Allarme sexting tra gli adolescenti in Italia: la scoperta

Tra gli studenti scatta l'allarme sexting, che consiste nell'invio di foto intime sui social: cosa è stato scoperto sugli adolescenti in Italia

Camilla Ferrandi

Camilla Ferrandi

GIORNALISTA SOCIO-CULTURALE

Nata e cresciuta a Grosseto, sono una giornalista pubblicista laureata in Scienze politiche. Nel 2016 decido di trasformare la passione per la scrittura in un lavoro, e da lì non mi sono più fermata. L’attualità è il mio pane quotidiano, i libri la mia via per evadere e viaggiare con la mente.

È allarme sexting tra gli studenti che hanno tra i 13 ed i 19 anni in Italia. Cosa è stato scoperto in uno studio sugli stili di vita degli adolescenti.

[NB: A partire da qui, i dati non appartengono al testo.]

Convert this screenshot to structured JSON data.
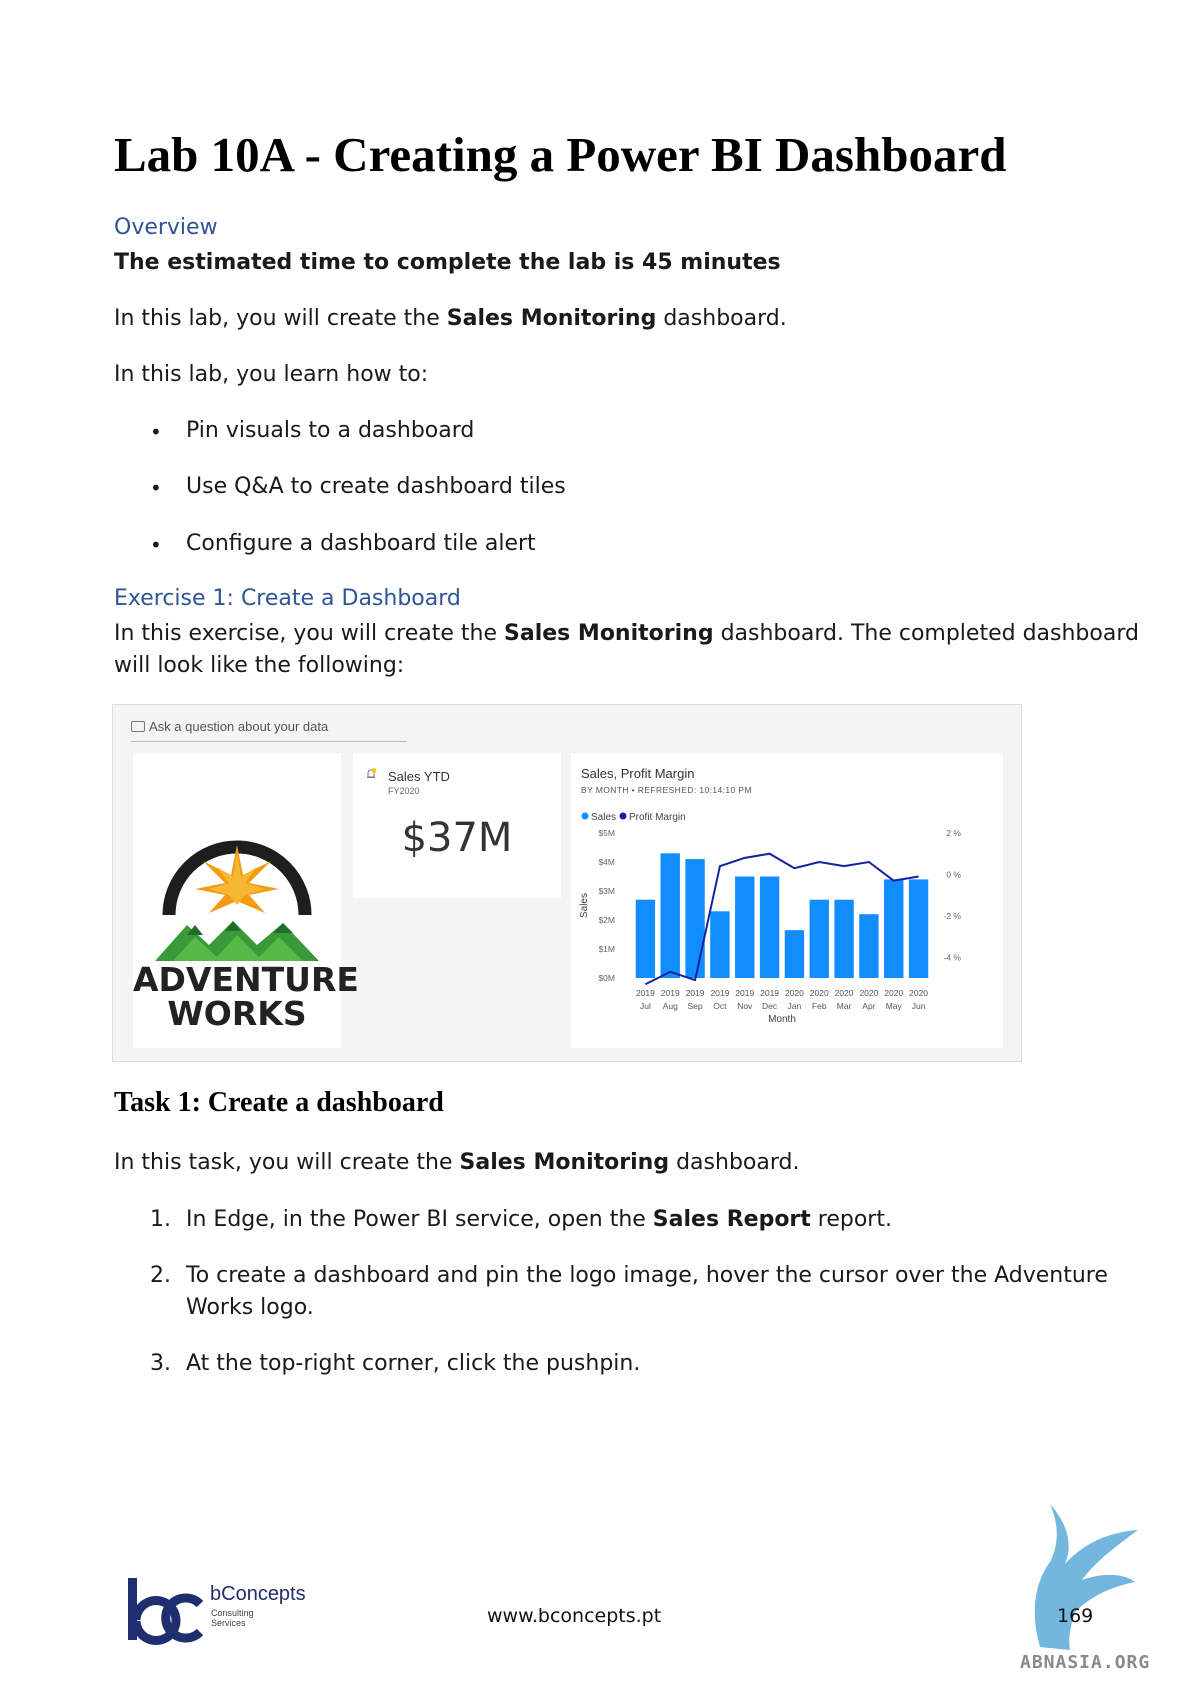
{
  "document": {
    "title": "Lab 10A - Creating a Power BI Dashboard",
    "overview_heading": "Overview",
    "estimated_time": "The estimated time to complete the lab is 45 minutes",
    "intro": {
      "before": "In this lab, you will create the ",
      "bold": "Sales Monitoring",
      "after": " dashboard."
    },
    "learn_intro": "In this lab, you learn how to:",
    "learn_items": [
      "Pin visuals to a dashboard",
      "Use Q&A to create dashboard tiles",
      "Configure a dashboard tile alert"
    ],
    "exercise_heading": "Exercise 1: Create a Dashboard",
    "exercise_text": {
      "before": "In this exercise, you will create the ",
      "bold": "Sales Monitoring",
      "after": " dashboard. The completed dashboard",
      "line2": "will look like the following:"
    },
    "task_heading": "Task 1: Create a dashboard",
    "task_intro": {
      "before": "In this task, you will create the ",
      "bold": "Sales Monitoring",
      "after": " dashboard."
    },
    "steps": [
      {
        "num": "1.",
        "before": "In Edge, in the Power BI service, open the ",
        "bold": "Sales Report",
        "after": " report."
      },
      {
        "num": "2.",
        "line1": "To create a dashboard and pin the logo image, hover the cursor over the Adventure",
        "line2": "Works logo."
      },
      {
        "num": "3.",
        "text": "At the top-right corner, click the pushpin."
      }
    ]
  },
  "dashboard": {
    "qa_placeholder": "Ask a question about your data",
    "logo_line1": "ADVENTURE",
    "logo_line2": "WORKS",
    "kpi": {
      "title": "Sales YTD",
      "subtitle": "FY2020",
      "value": "$37M",
      "alert_badge": "1"
    },
    "chart_tile": {
      "title": "Sales, Profit Margin",
      "subtitle": "BY MONTH  •  REFRESHED: 10:14:10 PM"
    }
  },
  "chart_data": {
    "type": "bar",
    "title": "Sales, Profit Margin",
    "xlabel": "Month",
    "ylabel": "Sales",
    "legend": [
      "Sales",
      "Profit Margin"
    ],
    "legend_position": "top-left",
    "categories": [
      {
        "year": "2019",
        "month": "Jul"
      },
      {
        "year": "2019",
        "month": "Aug"
      },
      {
        "year": "2019",
        "month": "Sep"
      },
      {
        "year": "2019",
        "month": "Oct"
      },
      {
        "year": "2019",
        "month": "Nov"
      },
      {
        "year": "2019",
        "month": "Dec"
      },
      {
        "year": "2020",
        "month": "Jan"
      },
      {
        "year": "2020",
        "month": "Feb"
      },
      {
        "year": "2020",
        "month": "Mar"
      },
      {
        "year": "2020",
        "month": "Apr"
      },
      {
        "year": "2020",
        "month": "May"
      },
      {
        "year": "2020",
        "month": "Jun"
      }
    ],
    "y_ticks": [
      "$0M",
      "$1M",
      "$2M",
      "$3M",
      "$4M",
      "$5M"
    ],
    "y2_ticks": [
      "-4 %",
      "-2 %",
      "0 %",
      "2 %"
    ],
    "ylim": [
      0,
      5
    ],
    "y2lim": [
      -5,
      2
    ],
    "series": [
      {
        "name": "Sales",
        "axis": "left",
        "color": "#118dff",
        "values": [
          2.7,
          4.3,
          4.1,
          2.3,
          3.5,
          3.5,
          1.65,
          2.7,
          2.7,
          2.2,
          3.4,
          3.4
        ]
      },
      {
        "name": "Profit Margin",
        "axis": "right",
        "color": "#12239e",
        "values": [
          -5.3,
          -4.7,
          -5.1,
          0.4,
          0.8,
          1.0,
          0.3,
          0.6,
          0.4,
          0.6,
          -0.3,
          -0.1
        ]
      }
    ]
  },
  "footer": {
    "brand_name": "bConcepts",
    "brand_sub_line1": "Consulting",
    "brand_sub_line2": "Services",
    "url": "www.bconcepts.pt",
    "page_number": "169",
    "watermark": "ABNASIA.ORG"
  },
  "colors": {
    "heading_blue": "#2e5496",
    "bar_blue": "#118dff",
    "line_navy": "#12239e"
  }
}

Il fenomeno del sexting tra gli adolescenti

Il 15% delle ragazze ed il 10% dei ragazzi tra i 13 ed i 19 anni ha ammesso di aver postato sui propri profili social, almeno una volta, proprie foto o video dal contenuto “sessualmente provocante”. La percentuale arriva al 18% se si considera la sola fascia di età 17-19 anni. Ancora più frequente l’invio di foto intime al proprio partner, che riguarda un adolescente su 2: a farlo è il 55% delle ragazze ed il 52% dei ragazzi.

Sono questi i dati rilevati da dell’indagine nazionale sugli stili di vita degli adolescenti che vivono in Italia, edizione 2024, realizzata annualmente dal Laboratorio Adolescenza e dall’Istituto di ricerca IARD, con il supporto operativo di Mediatyche, su un campione nazionale rappresentativo di 3.427 studenti tra i 13 e i 19 anni.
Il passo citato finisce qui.